High-energy x-ray diffraction from molten and glassy BaB2O4 and BaB4O7 has been performed using aerodynamic levitation and laser heating over a wide range of temperatures. Remarkably, even in the presence of a heavy metal modifier dominating x-ray scattering, it was possible to extract accurate values for the tetrahedral, sp3, boron fraction, N4, which declines with increasing temperature, using bond valence-based mapping from the measured mean B-O bond lengths while accounting for vibrational thermal expansion.
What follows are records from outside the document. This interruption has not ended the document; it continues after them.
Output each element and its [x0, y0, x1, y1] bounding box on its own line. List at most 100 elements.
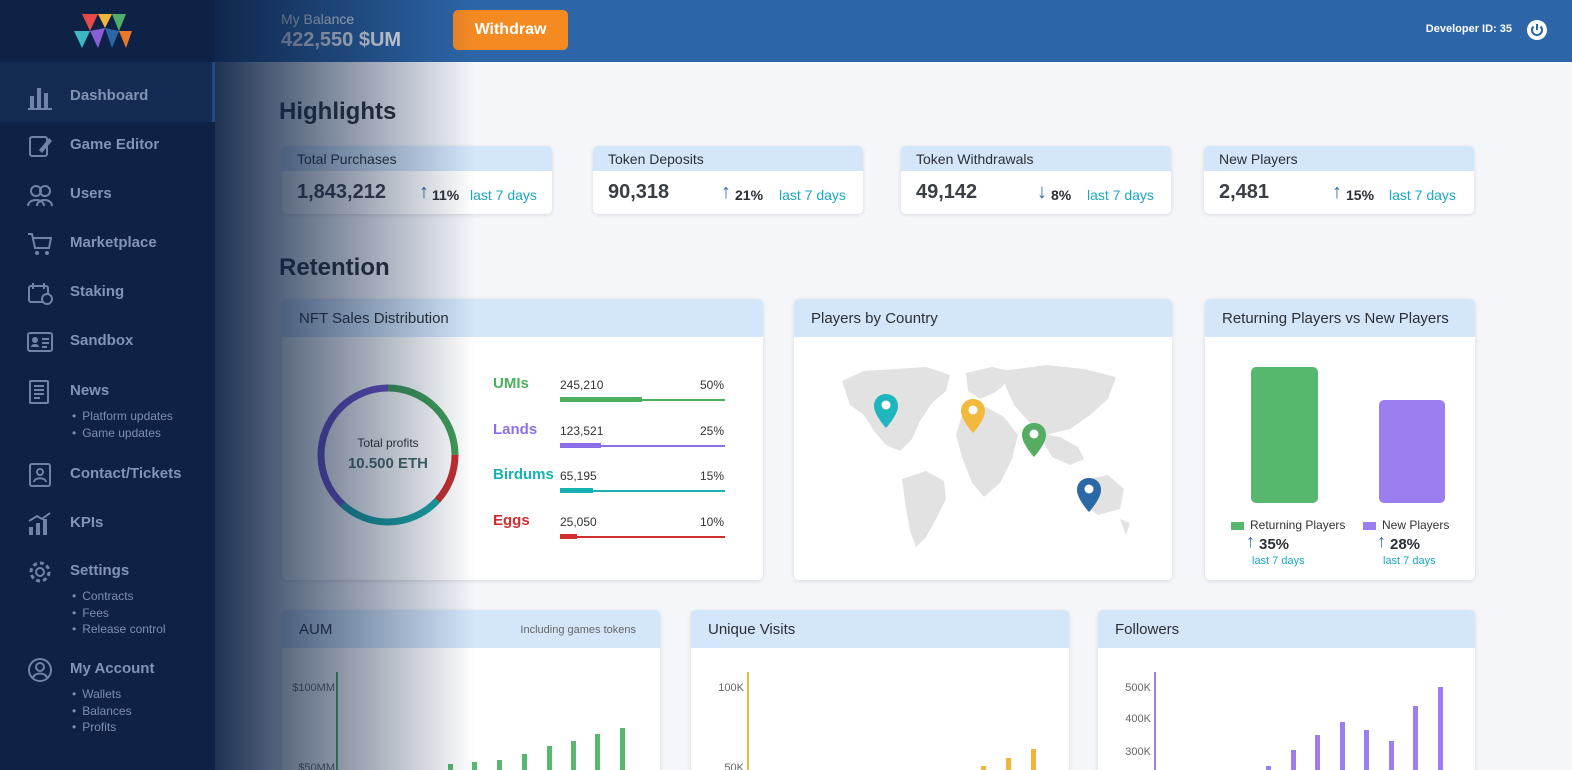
sidebar-item-label: Game Editor: [70, 136, 160, 153]
followers-card: Followers 500K 400K 300K: [1098, 610, 1475, 770]
sidebar-item-staking[interactable]: Staking: [0, 272, 215, 312]
sidebar-item-kpis[interactable]: KPIs: [0, 503, 215, 543]
legend-swatch: [1231, 521, 1244, 530]
y-tick: 50K: [724, 762, 744, 770]
card-title: Returning Players vs New Players: [1205, 299, 1475, 337]
card-note: Including games tokens: [520, 624, 636, 636]
sidebar-item-label: Marketplace: [70, 234, 157, 251]
gear-icon: [29, 561, 51, 583]
returning-vs-new-card: Returning Players vs New Players Returni…: [1205, 299, 1475, 580]
sidebar-item-label: News: [70, 382, 110, 399]
highlight-label: New Players: [1204, 146, 1474, 171]
users-icon: [27, 185, 53, 207]
power-icon[interactable]: [1526, 19, 1548, 41]
highlight-value: 49,142: [916, 181, 978, 203]
bar: [571, 741, 576, 770]
sidebar-sublist-news: Platform updates Game updates: [72, 408, 173, 441]
sidebar-active-indicator: [0, 62, 215, 122]
nft-row-umis: UMIs 245,210 50%: [493, 375, 733, 411]
aum-card: AUM Including games tokens $100MM $50MM: [282, 610, 660, 770]
highlight-card-new-players: New Players 2,481 ↑ 15% last 7 days: [1204, 146, 1474, 214]
highlight-pct: 15%: [1346, 187, 1375, 203]
highlight-value: 2,481: [1219, 181, 1270, 203]
sidebar-subitem[interactable]: Contracts: [72, 588, 166, 605]
bar: [1266, 766, 1271, 770]
sidebar-subitem[interactable]: Fees: [72, 605, 166, 622]
y-tick: 100K: [718, 682, 744, 694]
nft-row-pct: 10%: [700, 515, 725, 529]
withdraw-button[interactable]: Withdraw: [453, 10, 568, 50]
bar-chart-icon: [28, 88, 52, 110]
donut-center-label: Total profits: [357, 436, 419, 450]
highlight-value: 90,318: [608, 181, 670, 203]
sidebar-subitem[interactable]: Wallets: [72, 686, 132, 703]
sidebar-item-my-account[interactable]: My Account: [0, 649, 215, 689]
nft-row-value: 65,195: [560, 469, 597, 483]
y-tick: 400K: [1125, 713, 1151, 725]
returning-pct: 35%: [1259, 536, 1290, 553]
card-title: AUM: [299, 621, 333, 638]
sidebar-subitem[interactable]: Platform updates: [72, 408, 173, 425]
bar: [1413, 706, 1418, 770]
balance-label: My Balance: [281, 11, 355, 27]
arrow-up-icon: ↑: [1246, 531, 1255, 551]
highlight-label: Token Deposits: [593, 146, 863, 171]
sidebar-item-news[interactable]: News: [0, 371, 215, 411]
sidebar-item-game-editor[interactable]: Game Editor: [0, 125, 215, 165]
arrow-up-icon: ↑: [721, 181, 731, 203]
sidebar-item-users[interactable]: Users: [0, 174, 215, 214]
highlight-pct: 8%: [1051, 187, 1072, 203]
balance-value: 422,550 $UM: [281, 29, 402, 51]
card-title: Unique Visits: [691, 610, 1069, 648]
map-pin-blue-icon: [1077, 478, 1101, 512]
highlight-period: last 7 days: [470, 187, 537, 203]
sidebar-item-contact-tickets[interactable]: Contact/Tickets: [0, 454, 215, 494]
nft-row-fill: [560, 397, 642, 402]
sidebar-item-label: Settings: [70, 562, 130, 579]
sidebar-item-sandbox[interactable]: Sandbox: [0, 321, 215, 361]
nft-row-name: Eggs: [493, 512, 530, 529]
highlight-period: last 7 days: [779, 187, 846, 203]
highlight-label: Token Withdrawals: [901, 146, 1171, 171]
bar: [1315, 735, 1320, 770]
bar: [620, 728, 625, 770]
bar: [472, 762, 477, 770]
sidebar-subitem[interactable]: Balances: [72, 703, 131, 720]
returning-period: last 7 days: [1252, 555, 1305, 567]
highlights-title: Highlights: [279, 98, 397, 125]
kpi-icon: [28, 512, 51, 535]
sidebar-item-dashboard[interactable]: Dashboard: [0, 76, 215, 116]
arrow-up-icon: ↑: [1332, 181, 1342, 203]
bar: [1031, 749, 1036, 770]
arrow-down-icon: ↓: [1037, 181, 1047, 203]
edit-icon: [29, 136, 52, 157]
bar: [595, 734, 600, 770]
y-axis: [336, 672, 338, 770]
nft-row-track: [560, 490, 725, 492]
bar: [1291, 750, 1296, 770]
logo-icon: [74, 14, 132, 48]
sidebar-item-marketplace[interactable]: Marketplace: [0, 223, 215, 263]
sidebar-subitem[interactable]: Game updates: [72, 425, 173, 442]
sidebar-subitem[interactable]: Profits: [72, 719, 132, 736]
sidebar-item-settings[interactable]: Settings: [0, 551, 215, 591]
players-by-country-card: Players by Country: [794, 299, 1172, 580]
y-axis: [747, 672, 749, 770]
highlight-card-token-withdrawals: Token Withdrawals 49,142 ↓ 8% last 7 day…: [901, 146, 1171, 214]
legend-new: New Players: [1363, 518, 1449, 532]
y-tick: 300K: [1125, 746, 1151, 758]
highlight-period: last 7 days: [1389, 187, 1456, 203]
nft-row-fill: [560, 443, 601, 448]
nft-row-pct: 50%: [700, 378, 725, 392]
nft-row-value: 123,521: [560, 424, 604, 438]
sidebar-item-label: Staking: [70, 283, 125, 300]
sidebar-subitem[interactable]: Release control: [72, 621, 165, 638]
news-icon: [29, 380, 49, 404]
nft-row-eggs: Eggs 25,050 10%: [493, 512, 733, 548]
sidebar: Dashboard Game Editor Users Marketplace …: [0, 0, 215, 770]
bar: [1389, 741, 1394, 770]
legend-swatch: [1363, 521, 1376, 530]
highlight-card-token-deposits: Token Deposits 90,318 ↑ 21% last 7 days: [593, 146, 863, 214]
arrow-up-icon: ↑: [419, 181, 429, 203]
nft-row-value: 25,050: [560, 515, 597, 529]
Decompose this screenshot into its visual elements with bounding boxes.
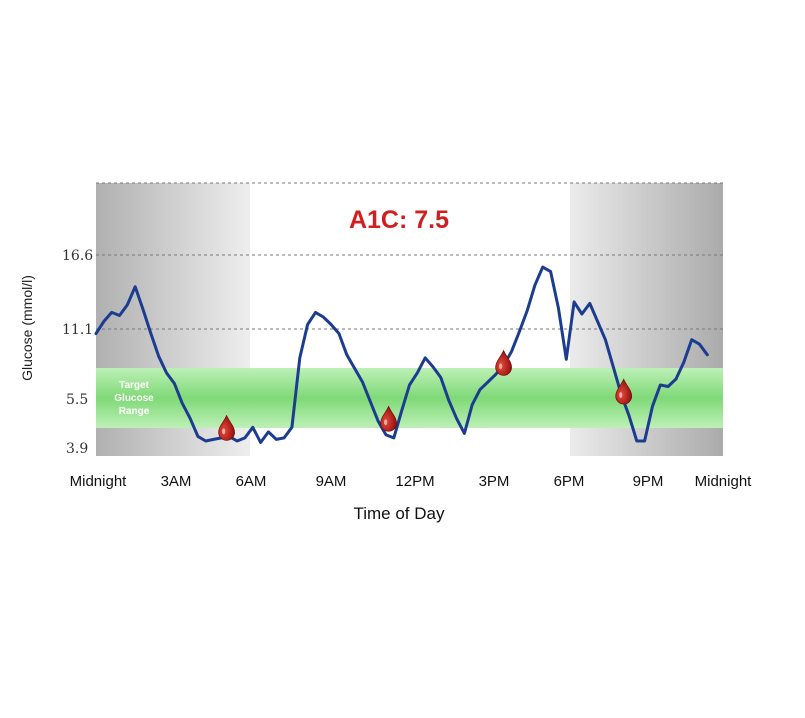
y-tick-label: 3.9 bbox=[66, 441, 88, 457]
chart-title: A1C: 7.5 bbox=[349, 206, 449, 234]
target-band-label-line-3: Range bbox=[119, 406, 150, 417]
grid-lines bbox=[96, 182, 723, 330]
y-tick-label: 16.6 bbox=[62, 248, 93, 264]
x-tick-label: 6PM bbox=[554, 473, 585, 490]
blood-drop-icon bbox=[218, 414, 235, 441]
x-tick-label: 9AM bbox=[316, 473, 347, 490]
x-tick-label: Midnight bbox=[70, 473, 128, 490]
blood-drop-markers bbox=[218, 349, 633, 441]
y-tick-label: 5.5 bbox=[66, 392, 88, 408]
x-tick-label: 12PM bbox=[395, 473, 434, 490]
target-band-label-line-2: Glucose bbox=[114, 393, 154, 404]
blood-drop-icon bbox=[495, 349, 512, 376]
x-axis-ticks: Midnight 3AM 6AM 9AM 12PM 3PM 6PM 9PM Mi… bbox=[70, 473, 753, 490]
blood-drop-icon bbox=[615, 378, 633, 405]
x-axis-label: Time of Day bbox=[353, 504, 445, 523]
x-tick-label: 3PM bbox=[479, 473, 510, 490]
plot-background bbox=[96, 183, 723, 456]
y-tick-label: 11.1 bbox=[62, 322, 93, 338]
y-axis-label: Glucose (mmol/l) bbox=[19, 275, 35, 381]
target-band-label-line-1: Target bbox=[119, 380, 149, 391]
x-tick-label: Midnight bbox=[695, 473, 753, 490]
glucose-series-line bbox=[94, 265, 709, 444]
x-tick-label: 9PM bbox=[633, 473, 664, 490]
x-tick-label: 3AM bbox=[161, 473, 192, 490]
blood-drop-icon bbox=[380, 405, 397, 432]
y-axis-ticks: 16.6 11.1 5.5 3.9 bbox=[62, 248, 93, 457]
x-tick-label: 6AM bbox=[236, 473, 267, 490]
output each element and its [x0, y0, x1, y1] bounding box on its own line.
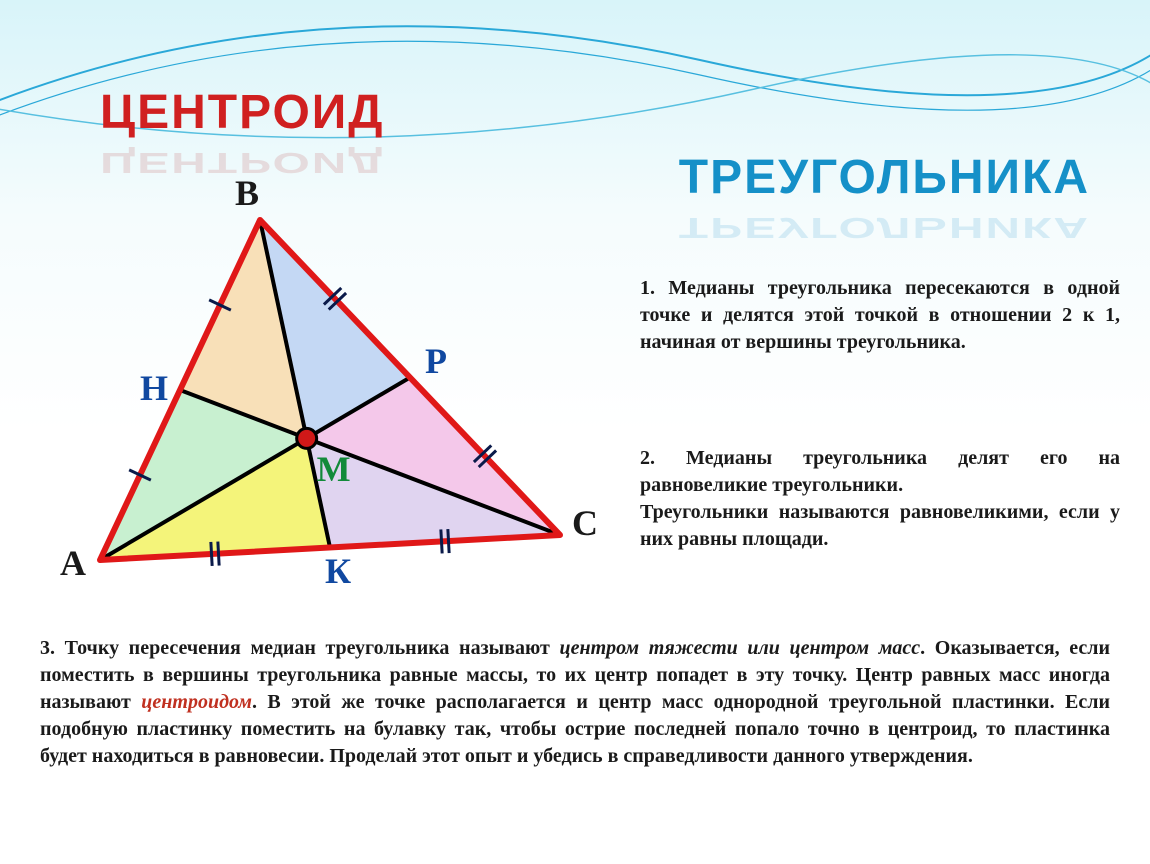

These are used within a boron-coordination-change model to extract enthalpies, ΔH, and entropies, ΔS, of isomerization between sp2 and sp3 boron. The results for BaB4O7, ΔH = 22(3) kJ mol-1 boron, ΔS = 19(2) J mol-1 boron K-1, agree quantitatively with those found previously for Na2B4O7. Analytical expressions for N4(J, T) and associated configurational heat capacity, CPconf(J, T), and entropy, Sconf(J, T), contributions are extended to cover a wide composition range 0 ≤ J = BaO/B2O3 ≤ 3 using a model for ΔH(J) and ΔS(J) derived empirically for lithium borates. Maxima in the CPconf(J, Tg) and fragility index contributions are thereby predicted for J ≲ 1, higher than the maximum observed and predicted in N4(J, Tg) at J ≃ 0.6. We discuss the utility of the boron-coordination-change isomerization model in the context of borate liquids containing other modifiers and the prospect of neutron diffraction to aid in empirical determinations of modifier-dependent effects, illustrated by new neutron diffraction data on Ba11B4O7 glass, its well-known α-polymorph, and lesser-known δ-phase.